Sempre prima l’avicoltura per produzione. In ripresa l’alimentazione per bovini e suini   

Aumenti generalizzati nella produzione di mangimi per quasi tutte le principali specie animali. Nel 2021 è l’alimentazione dei volatili a schiacciare l’acceleratore. L’avicoltura, che rappresenta il 40% del totale della produzione di alimenti per animali, conferma la propria solidità con un livello di output cresciuto del 5% passando da 6.070.000 a 6.372.000 tonnellate. Tutte le singole specie avicole hanno visto crescere il volume: polli da carne (+6,1%), galline ovaiole (+7,1%) e altri volatili (+7,7%), con l’unica eccezione per i tacchini (-3,7%). Il risultato avrebbe potuto essere ancora maggiore se il comparto non avesse dovuto fronteggiare l’influenza aviaria con l’abbattimento di quasi 15 milioni di capi.

Bene anche la produzione per suini e bovini. Nel 2021 la suinicoltura ha intercettato 4,1 milioni di tonnellate di mangimi (+3,1%). Il comparto dei bovini, destinatario di oltre il 23% della produzione totale, registra 3.659.000 tonnellate di mangimi (+3,8%). Nel dettaglio, le vacche da latte vedono il maggior incremento (+3,9%), seguite da bovini da carne (+3,8%) e bufali (+2%).

Dopo due anni di decrescita, torna con il segno positivo l’acquacoltura, con un lieve aumento di +0,8%. Tra gli altri animali prosegue la performance negativa degli equini, a -1,8%. Drastico calo per i conigli: -6,8%. Bene invece gli ovini a +1%. Infine, +3,6% è stato segnato dal pet-food.

Liverini: “Gli aumenti dei costi di produzione mettono a rischio la redditività della zootecnia” 

Nonostante i gravissimi effetti prodotti della crisi pandemica, a cui si è aggiunto il conflitto in Ucraina, l’industria mangimistica italiana conferma dunque il suo ruolo di primo piano nel panorama agro-zootecnico-alimentare. Pur in presenza di enormi difficoltà operative, produttive, economiche, nell’approvvigionamento di materie prime, nella logistica e con costi di produzione fuori controllo, il settore è stato in grado di aumentare i volumi prodotti e di consentire alla zootecnia nazionale di continuare a garantire le sue produzioni e a soddisfare il fabbisogno alimentare del Paese. A dirlo è Michele Liverini, presidente reggente di ASSALZOO – Associazione nazionale tra i Produttori di alimenti zootecnici.

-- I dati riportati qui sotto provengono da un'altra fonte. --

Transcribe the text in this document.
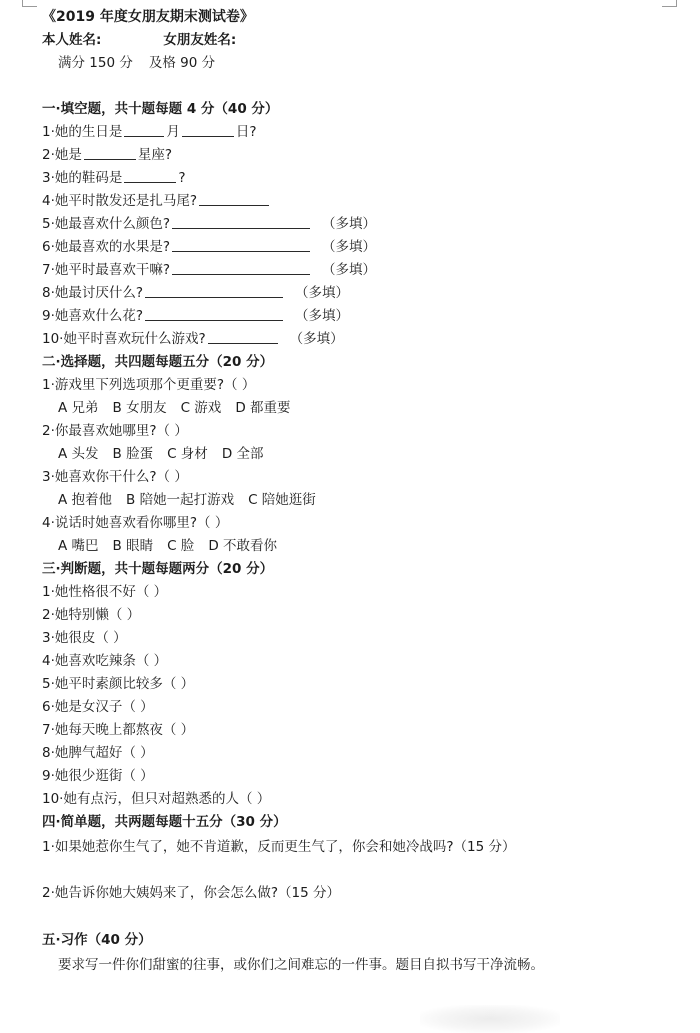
《2019 年度女朋友期末测试卷》
本人姓名:	女朋友姓名:
满分 150 分 及格 90 分
一·填空题，共十题每题 4 分（40 分）
1·她的生日是	月	日?
2·她是	星座?
3·她的鞋码是	?
4·她平时散发还是扎马尾?
5·她最喜欢什么颜色?	（多填）
6·她最喜欢的水果是?	（多填）
7·她平时最喜欢干嘛?	（多填）
8·她最讨厌什么?	（多填）
9·她喜欢什么花?	（多填）
10·她平时喜欢玩什么游戏?	（多填）
二·选择题，共四题每题五分（20 分）
1·游戏里下列选项那个更重要?（ ）
A 兄弟 B 女朋友 C 游戏 D 都重要
2·你最喜欢她哪里?（ ）
A 头发 B 脸蛋 C 身材 D 全部
3·她喜欢你干什么?（ ）
A 抱着他 B 陪她一起打游戏 C 陪她逛街
4·说话时她喜欢看你哪里?（ ）
A 嘴巴 B 眼睛 C 脸 D 不敢看你
三·判断题，共十题每题两分（20 分）
1·她性格很不好（ ）
2·她特别懒（ ）
3·她很皮（ ）
4·她喜欢吃辣条（ ）
5·她平时素颜比较多（ ）
6·她是女汉子（ ）
7·她每天晚上都熬夜（ ）
8·她脾气超好（ ）
9·她很少逛街（ ）
10·她有点污，但只对超熟悉的人（ ）
四·简单题，共两题每题十五分（30 分）
1·如果她惹你生气了，她不肯道歉，反而更生气了，你会和她冷战吗?（15 分）
2·她告诉你她大姨妈来了，你会怎么做?（15 分）
五·习作（40 分）
要求写一件你们甜蜜的往事，或你们之间难忘的一件事。题目自拟书写干净流畅。
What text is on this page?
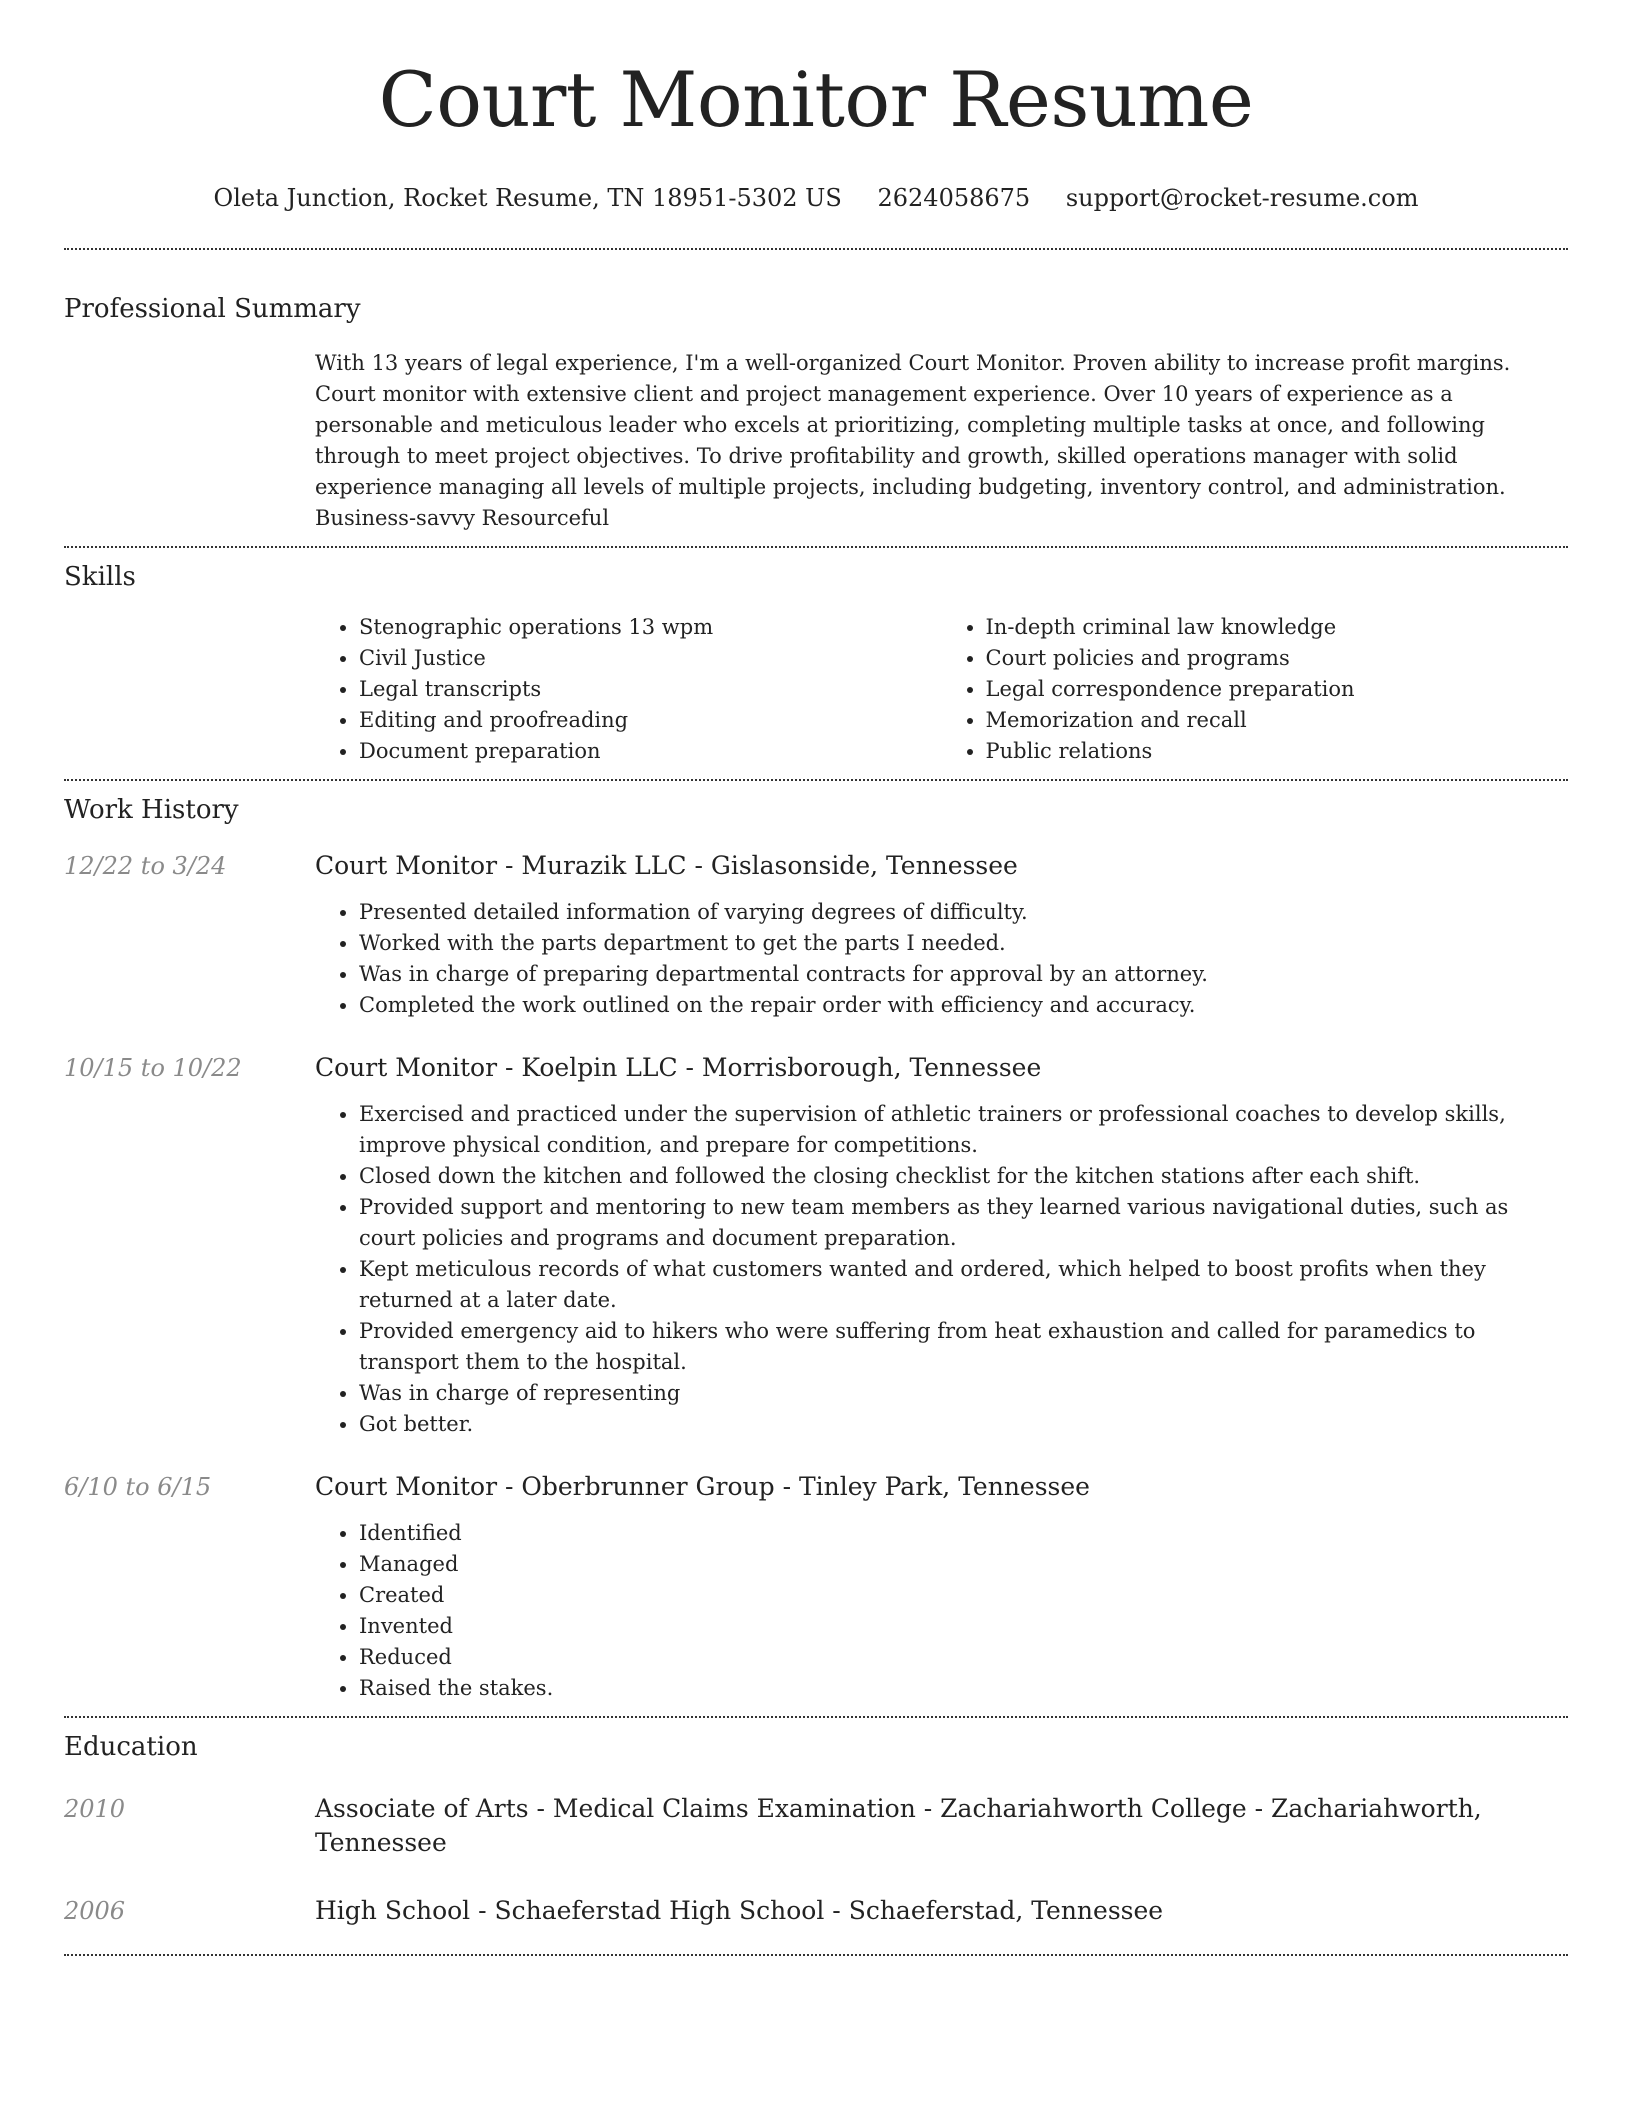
Court Monitor Resume
Oleta Junction, Rocket Resume, TN 18951-5302 US 2624058675 support@rocket-resume.com
Professional Summary
With 13 years of legal experience, I'm a well-organized Court Monitor. Proven ability to increase profit margins. Court monitor with extensive client and project management experience. Over 10 years of experience as a personable and meticulous leader who excels at prioritizing, completing multiple tasks at once, and following through to meet project objectives. To drive profitability and growth, skilled operations manager with solid experience managing all levels of multiple projects, including budgeting, inventory control, and administration. Business-savvy Resourceful
Skills
• Stenographic operations 13 wpm
• Civil Justice
• Legal transcripts
• Editing and proofreading
• Document preparation
• In-depth criminal law knowledge
• Court policies and programs
• Legal correspondence preparation
• Memorization and recall
• Public relations
Work History
12/22 to 3/24	Court Monitor - Murazik LLC - Gislasonside, Tennessee
• Presented detailed information of varying degrees of difficulty.
• Worked with the parts department to get the parts I needed.
• Was in charge of preparing departmental contracts for approval by an attorney.
• Completed the work outlined on the repair order with efficiency and accuracy.
10/15 to 10/22	Court Monitor - Koelpin LLC - Morrisborough, Tennessee
• Exercised and practiced under the supervision of athletic trainers or professional coaches to develop skills, improve physical condition, and prepare for competitions.
• Closed down the kitchen and followed the closing checklist for the kitchen stations after each shift.
• Provided support and mentoring to new team members as they learned various navigational duties, such as court policies and programs and document preparation.
• Kept meticulous records of what customers wanted and ordered, which helped to boost profits when they returned at a later date.
• Provided emergency aid to hikers who were suffering from heat exhaustion and called for paramedics to transport them to the hospital.
• Was in charge of representing
• Got better.
6/10 to 6/15	Court Monitor - Oberbrunner Group - Tinley Park, Tennessee
• Identified
• Managed
• Created
• Invented
• Reduced
• Raised the stakes.
Education
2010	Associate of Arts - Medical Claims Examination - Zachariahworth College - Zachariahworth, Tennessee
2006	High School - Schaeferstad High School - Schaeferstad, Tennessee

«Gli aumenti dei costi di produzione stanno mettendo a rischio la redditività della zootecnia – spiega Liverini – . Si badi bene, si tratta di una situazione che perdura ormai da troppo tempo e che non può più essere sostenuta dalle aziende mangimistiche, ormai giunte nella condizione di non poter più compensare questi maggiori costi di produzione e pertanto costrette a doverli riversare a valle per non mettere in pericolo la loro stessa sopravvivenza».

Nei mesi scorsi ASSALZOO è più volte intervenuta, nei tavoli istituzionali coordinati dal Ministro delle Politiche Agricole Alimentari e Forestali, per evidenziare le criticità del settore, in particolare quelle dei comparti dei bovini da latte e dei suini. «Stanno vivendo una crisi perdurante da troppo tempo, costretti a vendere in molti casi sottocosto latte e carni, con perdite ormai non più sostenibili e il rischio di chiusura di molte stalle», commenta Liverini.

Sempre con riguardo all’aumento incontrollabile dei costi di produzione, ASSALZOO ha sottolineato che, qualora questi maggiori costi non possano trovare una compensazione interna alla filiera, il loro trasferimento al consumatore finale non potrà più essere rinviato. L’Associazione ha chiesto l’inserimento dell’industria mangimistica, unitamente al settore agricolo e allevatoriale, tra le imprese energivore. Tra gli altri temi sollevati, l’importazione di materie prime, le epidemie di influenza aviaria e peste suina e le problematiche legate alla nuova normativa europea in tema di pratiche commerciali sleali, «una normativa – conclude Liverini – pensata per la sua applicazione soprattutto nei rapporti con la GDO, ma che trasferita su tutta la filiera agro-zootecnica-alimentare sta determinando gravi difficoltà sia dal punto di vista operativo sia dal punto di vista interpretativo».